With this settlement, the government has finally acknowledged the requirement of special care and the unique needs of First Nations children. This settlement is a very important milestone in the road to compensating First Nations children and families for the harm that they have suffered. This further strengthens Jordan’s principle, a legal rule in Canada. Jordan’s Principle makes sure all First Nations children living in Canada can access the products, services and support they need, whenever they need them.

More than 4.12 million products, services and supports were approved under Jordan’s Principle between July of 2016 and October 31, 2023. These included speech therapy, educational support, access to medical equipment, mental health services and more. The approved funding expected to roll out in 2024 can further help with a wide range of health, social and educational needs, including the unique needs of children, youth and those with disabilities from First Nations.

While there are mixed views on why the government took so long to take this step, indigenous communities around Canada are looking at this settlement as a welcomed step and are looking forward to the compensation rollout by the government, expected to start in 2024. While compensation is a way to make up for past mistakes, the discrimination against indigenous peoples and their children needs to be taken out of society.

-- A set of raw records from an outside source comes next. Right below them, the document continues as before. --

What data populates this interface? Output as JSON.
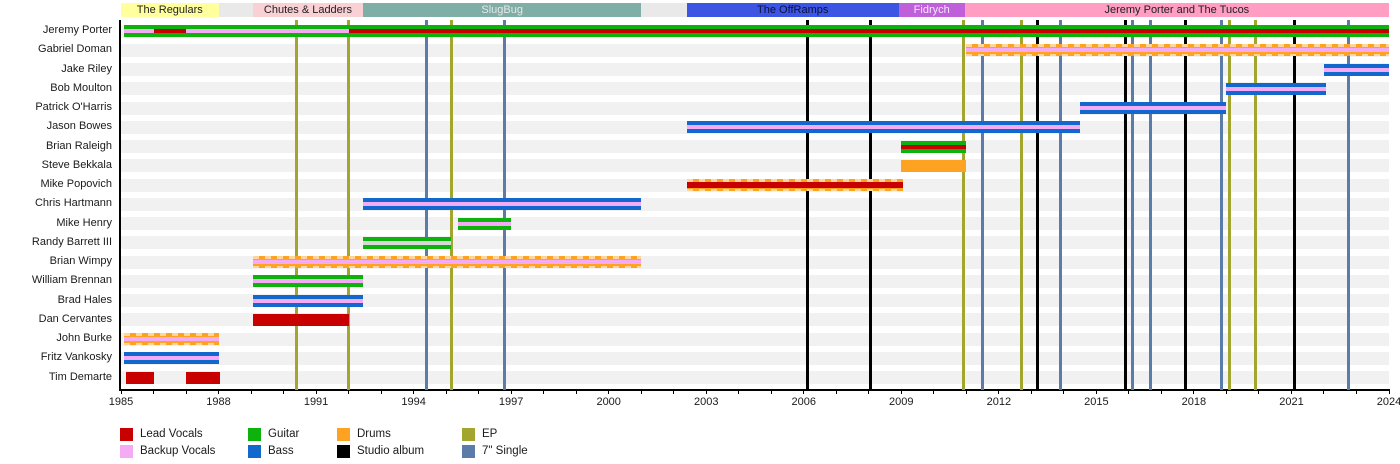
{
  "chart_data": {
    "type": "timeline",
    "x_axis": {
      "start": 1985,
      "end": 2024,
      "minor_tick_every": 1,
      "label_every": 3,
      "labels": [
        1985,
        1988,
        1991,
        1994,
        1997,
        2000,
        2003,
        2006,
        2009,
        2012,
        2015,
        2018,
        2021,
        2024
      ]
    },
    "colors": {
      "lead_vocals": "#C80000",
      "backup_vocals": "#F5AAF5",
      "guitar": "#0DB20D",
      "bass": "#1368CE",
      "drums": "#FDA221",
      "ep": "#A2A52E",
      "album": "#000000",
      "single": "#5B7CA8",
      "row_band": "#F1F1F1",
      "era_gap": "#E9E9E9",
      "stripe_gray": "#D8D8D8",
      "axis": "#000000"
    },
    "eras": [
      {
        "label": "The Regulars",
        "start": 1985.0,
        "end": 1988.0,
        "bg": "#FFFF9E",
        "fg": "#202020"
      },
      {
        "label": "Chutes & Ladders",
        "start": 1989.05,
        "end": 1992.45,
        "bg": "#F9D0D4",
        "fg": "#202020"
      },
      {
        "label": "SlugBug",
        "start": 1992.45,
        "end": 2001.0,
        "bg": "#7FAEA6",
        "fg": "#E8E8E8"
      },
      {
        "label": "The OffRamps",
        "start": 2002.4,
        "end": 2008.92,
        "bg": "#3D55E3",
        "fg": "#0B103C"
      },
      {
        "label": "Fidrych",
        "start": 2008.92,
        "end": 2010.95,
        "bg": "#BF5FD9",
        "fg": "#F8E8FC"
      },
      {
        "label": "Jeremy Porter and The Tucos",
        "start": 2010.95,
        "end": 2024.1,
        "bg": "#FF9EC2",
        "fg": "#202020"
      }
    ],
    "members": [
      {
        "name": "Jeremy Porter",
        "bars": [
          {
            "color_key": "guitar",
            "start": 1985.1,
            "end": 2024.1,
            "stripes": [
              {
                "color_key": "backup_vocals",
                "start": 1985.1,
                "end": 1986.0
              },
              {
                "color_key": "lead_vocals",
                "start": 1986.0,
                "end": 1987.0
              },
              {
                "color_key": "backup_vocals",
                "start": 1987.0,
                "end": 1992.0
              },
              {
                "color_key": "lead_vocals",
                "start": 1992.0,
                "end": 2024.1
              }
            ]
          }
        ]
      },
      {
        "name": "Gabriel Doman",
        "bars": [
          {
            "color_key": "drums",
            "dashed": true,
            "start": 2011.0,
            "end": 2024.1,
            "stripes": [
              {
                "color_key": "backup_vocals",
                "start": 2011.0,
                "end": 2024.1
              }
            ]
          }
        ]
      },
      {
        "name": "Jake Riley",
        "bars": [
          {
            "color_key": "bass",
            "start": 2022.0,
            "end": 2024.1,
            "stripes": [
              {
                "color_key": "backup_vocals",
                "start": 2022.0,
                "end": 2024.1
              }
            ]
          }
        ]
      },
      {
        "name": "Bob Moulton",
        "bars": [
          {
            "color_key": "bass",
            "start": 2019.0,
            "end": 2022.05,
            "stripes": [
              {
                "color_key": "backup_vocals",
                "start": 2019.0,
                "end": 2022.05
              }
            ]
          }
        ]
      },
      {
        "name": "Patrick O'Harris",
        "bars": [
          {
            "color_key": "bass",
            "start": 2014.5,
            "end": 2019.0,
            "stripes": [
              {
                "color_key": "backup_vocals",
                "start": 2014.5,
                "end": 2019.0
              }
            ]
          }
        ]
      },
      {
        "name": "Jason Bowes",
        "bars": [
          {
            "color_key": "bass",
            "start": 2002.4,
            "end": 2014.5,
            "stripes": [
              {
                "color_key": "backup_vocals",
                "start": 2002.4,
                "end": 2014.5
              }
            ]
          }
        ]
      },
      {
        "name": "Brian Raleigh",
        "bars": [
          {
            "color_key": "guitar",
            "start": 2009.0,
            "end": 2011.0,
            "stripes": [
              {
                "color_key": "lead_vocals",
                "start": 2009.0,
                "end": 2011.0
              }
            ]
          }
        ]
      },
      {
        "name": "Steve Bekkala",
        "bars": [
          {
            "color_key": "drums",
            "start": 2009.0,
            "end": 2011.0,
            "stripes": []
          }
        ]
      },
      {
        "name": "Mike Popovich",
        "bars": [
          {
            "color_key": "drums",
            "dashed": true,
            "start": 2002.4,
            "end": 2009.05,
            "stripe_height": 6,
            "stripes": [
              {
                "color_key": "lead_vocals",
                "start": 2002.4,
                "end": 2009.05
              }
            ]
          }
        ]
      },
      {
        "name": "Chris Hartmann",
        "bars": [
          {
            "color_key": "bass",
            "start": 1992.45,
            "end": 2001.0,
            "stripes": [
              {
                "color_key": "backup_vocals",
                "start": 1992.45,
                "end": 2001.0
              }
            ]
          }
        ]
      },
      {
        "name": "Mike Henry",
        "bars": [
          {
            "color_key": "guitar",
            "start": 1995.35,
            "end": 1997.0,
            "stripes": [
              {
                "color_key": "backup_vocals",
                "start": 1995.35,
                "end": 1997.0
              }
            ]
          }
        ]
      },
      {
        "name": "Randy Barrett III",
        "bars": [
          {
            "color_key": "guitar",
            "start": 1992.45,
            "end": 1995.15,
            "stripes": [
              {
                "color_key": "stripe_gray",
                "start": 1992.45,
                "end": 1995.15
              }
            ]
          }
        ]
      },
      {
        "name": "Brian Wimpy",
        "bars": [
          {
            "color_key": "drums",
            "dashed": true,
            "start": 1989.05,
            "end": 2001.0,
            "stripes": [
              {
                "color_key": "backup_vocals",
                "start": 1989.05,
                "end": 2001.0
              }
            ]
          }
        ]
      },
      {
        "name": "William Brennan",
        "bars": [
          {
            "color_key": "guitar",
            "start": 1989.05,
            "end": 1992.45,
            "stripes": [
              {
                "color_key": "backup_vocals",
                "start": 1989.05,
                "end": 1992.45
              }
            ]
          }
        ]
      },
      {
        "name": "Brad Hales",
        "bars": [
          {
            "color_key": "bass",
            "start": 1989.05,
            "end": 1992.45,
            "stripes": [
              {
                "color_key": "backup_vocals",
                "start": 1989.05,
                "end": 1992.45
              }
            ]
          }
        ]
      },
      {
        "name": "Dan Cervantes",
        "bars": [
          {
            "color_key": "lead_vocals",
            "start": 1989.05,
            "end": 1992.0,
            "stripes": []
          }
        ]
      },
      {
        "name": "John Burke",
        "bars": [
          {
            "color_key": "drums",
            "dashed": true,
            "start": 1985.1,
            "end": 1988.0,
            "stripes": [
              {
                "color_key": "backup_vocals",
                "start": 1985.1,
                "end": 1988.0
              }
            ]
          }
        ]
      },
      {
        "name": "Fritz Vankosky",
        "bars": [
          {
            "color_key": "bass",
            "start": 1985.1,
            "end": 1988.0,
            "stripes": [
              {
                "color_key": "backup_vocals",
                "start": 1985.1,
                "end": 1988.0
              }
            ]
          }
        ]
      },
      {
        "name": "Tim Demarte",
        "bars": [
          {
            "color_key": "lead_vocals",
            "start": 1985.15,
            "end": 1986.0,
            "stripes": []
          },
          {
            "color_key": "lead_vocals",
            "start": 1987.0,
            "end": 1988.05,
            "stripes": []
          }
        ]
      }
    ],
    "releases": [
      {
        "type": "album",
        "color_key": "album",
        "years": [
          2006.1,
          2008.05,
          2013.2,
          2015.9,
          2017.75,
          2021.1
        ]
      },
      {
        "type": "ep",
        "color_key": "ep",
        "years": [
          1990.4,
          1992.0,
          1995.15,
          2010.9,
          2012.7,
          2019.1,
          2019.9
        ]
      },
      {
        "type": "single",
        "color_key": "single",
        "years": [
          1994.4,
          1996.8,
          2011.5,
          2013.9,
          2016.1,
          2016.65,
          2018.85,
          2022.75
        ]
      }
    ],
    "legend": {
      "rows": [
        [
          {
            "label": "Lead Vocals",
            "color_key": "lead_vocals"
          },
          {
            "label": "Guitar",
            "color_key": "guitar"
          },
          {
            "label": "Drums",
            "color_key": "drums"
          },
          {
            "label": "EP",
            "color_key": "ep"
          }
        ],
        [
          {
            "label": "Backup Vocals",
            "color_key": "backup_vocals"
          },
          {
            "label": "Bass",
            "color_key": "bass"
          },
          {
            "label": "Studio album",
            "color_key": "album"
          },
          {
            "label": "7\" Single",
            "color_key": "single"
          }
        ]
      ]
    }
  }
}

Jordan’s Principle is based on the heritage of the Jordan River Anderson

Jordan River Anderson was born in 1999 with multiple disabilities and stayed in the hospital from birth. At the age of 2, doctors approved that he could move to a special home for his medical needs. However, there was a disagreement between federal and provincial governments on who should pay for his home-based care.

Jordan River Anderson from Norway House Cree Nation in Manitoba stayed in the hospital until he passed away at the age of 5. In 2007, the House of Commons passed Jordan’s Principle, which was named in memory of Jordan – this was a pledge to ensure that First Nations children will receive the necessary products, services and support that they need, when they need them. Over the years, Jordan’s Principle has evolved into a legal obligation in Canada. As a result, First Nations children will receive support for generations to come.